What is diabetes?
Diabetes (diabetes mellitus) is an energy metabolism disorder that is based on blood glucose regulatory hormone, insulin, absolute or relative deficits. It is is a group of metabolic disorders in which there are high blood sugar levels over a prolonged period. The reasons can be:
- pancreatic insufficiency of insulin production
- insulin resistance
On average, diabetes affects 6.4% of the world's population.
Diabetic is classified as:
- Type I diabetes (Insulin-dependent diabetes). The reason is insulin producing beta cells destruction due to inflammation or autoimmune inflammation. The cause is unknown.

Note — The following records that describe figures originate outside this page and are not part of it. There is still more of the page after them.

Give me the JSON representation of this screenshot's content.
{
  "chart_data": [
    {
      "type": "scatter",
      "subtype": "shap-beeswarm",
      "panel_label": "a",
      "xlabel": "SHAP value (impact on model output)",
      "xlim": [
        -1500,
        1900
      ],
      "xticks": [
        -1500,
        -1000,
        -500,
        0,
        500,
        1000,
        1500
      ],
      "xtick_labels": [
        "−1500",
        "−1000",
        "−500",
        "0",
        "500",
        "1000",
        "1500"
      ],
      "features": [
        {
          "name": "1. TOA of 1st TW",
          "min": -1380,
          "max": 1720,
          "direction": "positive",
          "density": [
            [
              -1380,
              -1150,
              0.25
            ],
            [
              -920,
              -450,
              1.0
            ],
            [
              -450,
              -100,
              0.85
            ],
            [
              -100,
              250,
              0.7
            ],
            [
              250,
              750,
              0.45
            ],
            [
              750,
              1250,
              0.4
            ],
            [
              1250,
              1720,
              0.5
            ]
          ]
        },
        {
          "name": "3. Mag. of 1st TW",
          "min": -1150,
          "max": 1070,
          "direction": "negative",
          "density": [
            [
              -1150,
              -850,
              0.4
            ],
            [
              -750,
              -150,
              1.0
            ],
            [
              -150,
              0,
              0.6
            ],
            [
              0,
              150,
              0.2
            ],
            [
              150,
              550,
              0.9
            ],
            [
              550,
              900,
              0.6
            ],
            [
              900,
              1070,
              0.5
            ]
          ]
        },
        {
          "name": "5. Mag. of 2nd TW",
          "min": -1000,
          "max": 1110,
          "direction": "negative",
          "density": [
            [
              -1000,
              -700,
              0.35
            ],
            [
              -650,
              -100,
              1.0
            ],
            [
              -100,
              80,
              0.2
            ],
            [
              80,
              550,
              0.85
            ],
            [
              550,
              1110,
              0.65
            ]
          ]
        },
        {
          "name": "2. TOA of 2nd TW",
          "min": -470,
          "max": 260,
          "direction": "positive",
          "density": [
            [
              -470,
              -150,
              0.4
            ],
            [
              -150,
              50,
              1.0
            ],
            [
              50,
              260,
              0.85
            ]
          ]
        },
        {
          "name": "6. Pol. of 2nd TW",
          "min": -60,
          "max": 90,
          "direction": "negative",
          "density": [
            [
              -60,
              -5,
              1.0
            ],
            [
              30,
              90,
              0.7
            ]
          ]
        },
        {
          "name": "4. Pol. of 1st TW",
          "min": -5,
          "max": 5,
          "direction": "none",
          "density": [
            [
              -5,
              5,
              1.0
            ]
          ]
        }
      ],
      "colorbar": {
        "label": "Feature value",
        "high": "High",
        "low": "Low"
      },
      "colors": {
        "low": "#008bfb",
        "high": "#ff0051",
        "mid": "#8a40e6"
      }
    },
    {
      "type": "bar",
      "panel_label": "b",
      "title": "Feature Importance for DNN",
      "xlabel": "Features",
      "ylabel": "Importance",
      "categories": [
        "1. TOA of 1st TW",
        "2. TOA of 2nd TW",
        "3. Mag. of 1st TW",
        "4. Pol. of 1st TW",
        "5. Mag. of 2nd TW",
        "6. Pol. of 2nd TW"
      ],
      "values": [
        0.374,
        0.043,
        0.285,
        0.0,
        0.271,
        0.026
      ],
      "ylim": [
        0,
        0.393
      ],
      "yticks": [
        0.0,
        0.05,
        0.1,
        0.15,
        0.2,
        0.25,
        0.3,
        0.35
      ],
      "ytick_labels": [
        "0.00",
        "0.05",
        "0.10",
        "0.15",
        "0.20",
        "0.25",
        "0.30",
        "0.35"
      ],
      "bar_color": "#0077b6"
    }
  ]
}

- Type II diabetes is a so-called lifestyle disease, a condition in which cells fail to respond to insulin properly.
- Gestational diabetes. Occurs when pregnant women without a previous history of diabetes develop high blood sugar levels.
- Secondary diabetes (a disease associated with another disease). Occurs for example after, inflammation of the pancreas, a disorder of hormonal function, a pancreatic surgery, or a rare surgery.
Normal blood sugar level is lower than 6.0 mmol / l. Type II diabetes can last for years unnoticed, and the disease is diagnosed only by accidental blood tests or when already the damages/complications of the disease are occurring.
Symptoms indicative of possible diabetes:
- increased thirst and dry mouth
- increased urination
- increased hunger
- unexpected weight loss
- slow-healing sores
- recurrent infections or inflammation
- blurred vision
Prevention and treatment involve maintaining a healthy diet, regular physical exercise, a normal body weight, and avoiding use of tobacco. The goal of diabetes treatment is to prevent its complications and keep up good quality of life.
Diabetes complications include:
- cardiovascular disorders/disease
- foot damage. Nerve damage in the feet or poor blood flow to the feet increases the risk of various foot complications.
- eye damage (retinopathy)d
- kidney damage
- nerve damage (neuropathy)
Non-diabetic patients should go to a family doctor or family nurse when they have doubts for increased blood sugar or feel indicative symptoms of diabetes.